Scotland's new council leaders were due to hold their first meeting tomorrow as coalition building looked set to end Labour's control of the Convention of Scottish Local Authorities.

The change came as local government shifted into the new Ministry of Finance &

Sustainable Growth.

This will be headed by former Scottish National Party leader John Swinney.

He stressed the SNP minority administration's intention to abolish the housing and regeneration quango Communities Scotland and pass most of its powers to local government.

A COSLA spokesman said: 'We are keen to see these powers come under councils' control.'

The Department for Communities & Local Government is, ironically, in the process of creating a similar housing and regeneration quango, Communities England, which will merge the Housing Corporation and English Partnerships.

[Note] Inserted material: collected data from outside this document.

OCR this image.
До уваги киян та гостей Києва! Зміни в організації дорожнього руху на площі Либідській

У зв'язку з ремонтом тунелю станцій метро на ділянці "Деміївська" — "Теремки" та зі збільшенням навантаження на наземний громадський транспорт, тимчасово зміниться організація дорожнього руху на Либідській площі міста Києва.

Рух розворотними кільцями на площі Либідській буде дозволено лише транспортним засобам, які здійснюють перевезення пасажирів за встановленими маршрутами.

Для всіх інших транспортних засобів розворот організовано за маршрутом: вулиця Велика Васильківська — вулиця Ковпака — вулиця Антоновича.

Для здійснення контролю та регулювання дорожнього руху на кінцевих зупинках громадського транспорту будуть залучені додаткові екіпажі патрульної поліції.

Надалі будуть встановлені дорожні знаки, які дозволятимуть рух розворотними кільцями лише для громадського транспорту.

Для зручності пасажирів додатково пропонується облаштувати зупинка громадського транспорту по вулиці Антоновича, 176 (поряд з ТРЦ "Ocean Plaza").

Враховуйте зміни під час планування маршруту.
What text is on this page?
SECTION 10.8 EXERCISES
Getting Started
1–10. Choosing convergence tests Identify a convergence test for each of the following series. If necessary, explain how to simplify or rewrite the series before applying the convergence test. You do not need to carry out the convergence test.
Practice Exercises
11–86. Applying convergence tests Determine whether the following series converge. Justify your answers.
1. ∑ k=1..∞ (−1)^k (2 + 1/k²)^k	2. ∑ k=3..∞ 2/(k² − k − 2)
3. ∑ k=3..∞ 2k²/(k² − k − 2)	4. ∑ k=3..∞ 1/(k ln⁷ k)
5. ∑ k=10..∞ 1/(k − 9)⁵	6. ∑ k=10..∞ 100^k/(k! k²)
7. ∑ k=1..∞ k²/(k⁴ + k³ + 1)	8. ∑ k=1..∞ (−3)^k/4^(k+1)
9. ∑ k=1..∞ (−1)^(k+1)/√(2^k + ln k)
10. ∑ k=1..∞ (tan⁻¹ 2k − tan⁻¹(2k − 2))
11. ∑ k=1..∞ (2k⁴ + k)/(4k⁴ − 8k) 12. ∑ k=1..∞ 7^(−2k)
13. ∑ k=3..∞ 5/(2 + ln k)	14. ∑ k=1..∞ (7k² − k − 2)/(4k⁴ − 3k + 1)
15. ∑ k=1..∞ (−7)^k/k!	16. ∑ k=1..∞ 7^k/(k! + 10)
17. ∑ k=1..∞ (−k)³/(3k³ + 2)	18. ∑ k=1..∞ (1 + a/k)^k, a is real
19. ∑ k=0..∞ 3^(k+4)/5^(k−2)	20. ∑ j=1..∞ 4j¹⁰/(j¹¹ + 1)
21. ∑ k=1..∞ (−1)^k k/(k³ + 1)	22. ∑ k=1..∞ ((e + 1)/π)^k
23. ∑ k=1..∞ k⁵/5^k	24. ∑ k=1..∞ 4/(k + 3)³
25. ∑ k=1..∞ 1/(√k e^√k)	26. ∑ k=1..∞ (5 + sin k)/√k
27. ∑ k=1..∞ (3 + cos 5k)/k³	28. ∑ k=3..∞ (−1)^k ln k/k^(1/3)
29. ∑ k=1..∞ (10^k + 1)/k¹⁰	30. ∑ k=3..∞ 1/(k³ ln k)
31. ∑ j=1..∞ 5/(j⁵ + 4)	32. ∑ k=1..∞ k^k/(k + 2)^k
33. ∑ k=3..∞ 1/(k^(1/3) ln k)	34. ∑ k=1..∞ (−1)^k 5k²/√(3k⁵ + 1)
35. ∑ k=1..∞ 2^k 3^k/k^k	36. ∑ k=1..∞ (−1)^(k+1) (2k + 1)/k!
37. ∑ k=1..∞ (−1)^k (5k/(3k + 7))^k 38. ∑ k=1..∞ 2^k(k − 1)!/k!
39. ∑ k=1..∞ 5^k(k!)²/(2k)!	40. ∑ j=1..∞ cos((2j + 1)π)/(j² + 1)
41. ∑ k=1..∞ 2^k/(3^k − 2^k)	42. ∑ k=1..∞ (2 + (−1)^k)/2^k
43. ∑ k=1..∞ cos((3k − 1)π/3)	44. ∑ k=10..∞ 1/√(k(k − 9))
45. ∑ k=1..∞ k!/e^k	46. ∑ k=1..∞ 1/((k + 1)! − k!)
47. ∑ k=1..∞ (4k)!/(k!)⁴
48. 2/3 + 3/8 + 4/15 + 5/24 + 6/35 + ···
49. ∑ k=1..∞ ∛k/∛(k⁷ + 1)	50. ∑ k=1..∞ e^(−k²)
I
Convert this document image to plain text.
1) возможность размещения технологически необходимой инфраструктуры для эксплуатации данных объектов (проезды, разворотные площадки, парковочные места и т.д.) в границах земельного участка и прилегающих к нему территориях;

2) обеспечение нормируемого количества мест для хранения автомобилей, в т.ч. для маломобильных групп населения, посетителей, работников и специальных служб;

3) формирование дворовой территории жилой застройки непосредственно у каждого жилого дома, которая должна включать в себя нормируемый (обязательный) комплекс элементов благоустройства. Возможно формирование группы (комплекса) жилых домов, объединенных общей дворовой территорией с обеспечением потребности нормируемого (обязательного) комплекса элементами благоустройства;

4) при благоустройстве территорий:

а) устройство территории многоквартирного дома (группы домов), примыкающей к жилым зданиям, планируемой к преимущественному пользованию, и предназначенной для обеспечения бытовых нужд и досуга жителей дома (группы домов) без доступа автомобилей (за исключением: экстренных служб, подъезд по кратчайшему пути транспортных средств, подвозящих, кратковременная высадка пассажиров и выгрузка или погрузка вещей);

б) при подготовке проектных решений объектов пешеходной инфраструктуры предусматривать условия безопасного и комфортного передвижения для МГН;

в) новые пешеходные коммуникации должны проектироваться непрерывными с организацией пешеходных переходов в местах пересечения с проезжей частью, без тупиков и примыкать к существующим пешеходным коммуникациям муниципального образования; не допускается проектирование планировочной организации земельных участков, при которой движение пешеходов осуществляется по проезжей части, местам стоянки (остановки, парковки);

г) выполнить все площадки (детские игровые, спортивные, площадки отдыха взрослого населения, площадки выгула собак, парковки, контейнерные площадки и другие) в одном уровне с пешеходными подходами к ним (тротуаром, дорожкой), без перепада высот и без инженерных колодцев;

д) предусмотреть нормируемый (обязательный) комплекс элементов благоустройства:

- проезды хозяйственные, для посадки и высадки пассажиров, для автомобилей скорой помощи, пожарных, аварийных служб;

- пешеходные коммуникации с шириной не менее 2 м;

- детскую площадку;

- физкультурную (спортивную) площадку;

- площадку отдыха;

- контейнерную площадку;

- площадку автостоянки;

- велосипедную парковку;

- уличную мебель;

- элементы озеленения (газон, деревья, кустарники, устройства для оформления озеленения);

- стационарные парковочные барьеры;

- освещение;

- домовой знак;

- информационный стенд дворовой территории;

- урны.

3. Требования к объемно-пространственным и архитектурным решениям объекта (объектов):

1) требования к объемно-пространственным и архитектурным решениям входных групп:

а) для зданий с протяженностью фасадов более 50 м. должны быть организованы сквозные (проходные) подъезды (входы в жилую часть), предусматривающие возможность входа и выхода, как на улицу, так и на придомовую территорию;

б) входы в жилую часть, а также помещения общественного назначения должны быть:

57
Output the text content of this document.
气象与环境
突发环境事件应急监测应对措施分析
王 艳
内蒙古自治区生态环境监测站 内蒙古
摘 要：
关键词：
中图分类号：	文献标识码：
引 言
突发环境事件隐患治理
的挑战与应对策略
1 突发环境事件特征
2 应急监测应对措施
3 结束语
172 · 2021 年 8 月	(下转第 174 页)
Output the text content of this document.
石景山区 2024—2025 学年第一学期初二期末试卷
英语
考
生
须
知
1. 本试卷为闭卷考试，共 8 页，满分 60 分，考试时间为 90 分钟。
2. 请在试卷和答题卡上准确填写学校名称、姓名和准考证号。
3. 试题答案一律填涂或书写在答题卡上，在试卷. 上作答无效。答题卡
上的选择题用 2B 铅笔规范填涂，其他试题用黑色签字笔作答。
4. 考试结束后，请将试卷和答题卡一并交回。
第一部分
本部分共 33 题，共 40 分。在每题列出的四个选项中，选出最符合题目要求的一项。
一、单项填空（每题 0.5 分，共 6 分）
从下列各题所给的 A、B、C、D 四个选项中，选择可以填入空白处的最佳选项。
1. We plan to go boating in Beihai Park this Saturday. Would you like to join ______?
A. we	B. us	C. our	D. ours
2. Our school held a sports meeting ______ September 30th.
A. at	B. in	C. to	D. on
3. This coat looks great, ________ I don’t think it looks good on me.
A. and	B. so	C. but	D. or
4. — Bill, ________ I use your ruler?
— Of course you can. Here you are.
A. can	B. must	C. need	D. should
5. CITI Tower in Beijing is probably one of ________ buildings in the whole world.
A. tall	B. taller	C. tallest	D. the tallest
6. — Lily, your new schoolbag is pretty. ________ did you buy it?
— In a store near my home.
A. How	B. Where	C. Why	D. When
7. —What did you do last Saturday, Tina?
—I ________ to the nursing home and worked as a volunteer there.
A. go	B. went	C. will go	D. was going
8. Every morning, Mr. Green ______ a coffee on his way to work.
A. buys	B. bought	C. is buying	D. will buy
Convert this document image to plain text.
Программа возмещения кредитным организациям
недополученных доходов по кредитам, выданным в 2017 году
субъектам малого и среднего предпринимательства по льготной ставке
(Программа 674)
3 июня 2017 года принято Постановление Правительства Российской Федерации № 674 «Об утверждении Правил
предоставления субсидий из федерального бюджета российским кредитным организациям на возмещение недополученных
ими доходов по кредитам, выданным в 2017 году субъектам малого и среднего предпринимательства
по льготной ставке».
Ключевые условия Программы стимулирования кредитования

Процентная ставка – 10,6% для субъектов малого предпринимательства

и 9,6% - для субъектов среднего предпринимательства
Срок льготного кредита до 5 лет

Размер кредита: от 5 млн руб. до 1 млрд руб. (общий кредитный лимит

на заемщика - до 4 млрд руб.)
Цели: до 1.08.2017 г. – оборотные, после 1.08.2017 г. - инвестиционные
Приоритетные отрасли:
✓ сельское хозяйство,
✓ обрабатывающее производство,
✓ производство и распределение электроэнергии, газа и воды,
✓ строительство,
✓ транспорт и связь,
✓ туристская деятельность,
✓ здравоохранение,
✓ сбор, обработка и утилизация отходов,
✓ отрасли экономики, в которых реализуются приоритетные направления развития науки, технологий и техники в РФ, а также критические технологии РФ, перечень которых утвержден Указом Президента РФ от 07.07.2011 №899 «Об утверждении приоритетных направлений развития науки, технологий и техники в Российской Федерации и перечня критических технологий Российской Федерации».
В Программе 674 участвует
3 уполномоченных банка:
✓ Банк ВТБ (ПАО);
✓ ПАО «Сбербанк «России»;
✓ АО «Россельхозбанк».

But English Partnerships chair Baroness Ford told LGC: 'Communities Scotland is a very much narrower organisation than Communities England will be. Its powers are not the same and it bears very little resemblance to [our] plans.'

Nick Fletcher, policy officer at the Chartered Institute of Housing Scotland, said: 'If they go down the route of abolishing quangos they need to make sure expertise is not lost.

'At the moment it is all top-down, and moving powers to local authorities might give

a better balance.'

The SNP is also expected to try to abolish council tax and replace it with a 3% local

income tax rate, a move which would need support from other parties.

More coalition administrations formed last week. So far the SNP is involved in running 11 councils, independents in nine, Liberal Democrats in eight, Labour in five and Conservatives in three. Ten councils were still to decide.

The most unusual is East Dunbartonshire Council's joint Labour and Conservative administration, whose founding statement was largely devoted to the restoration of weekly refuse collections.

A report by the Electoral Reform Society concluded the public understood the single transferable vote system used for Scotland's council elections, and there were far

fewer spoiled ballot papers than in the simultaneous parliamentary election.

It said turnout rose and, unlike at past elections, no councillor was elected unopposed.

'The contrast between voters' successful use of STV on its first outing, with the problems that surrounded the Scottish Parliament election are inescapable,' the society said.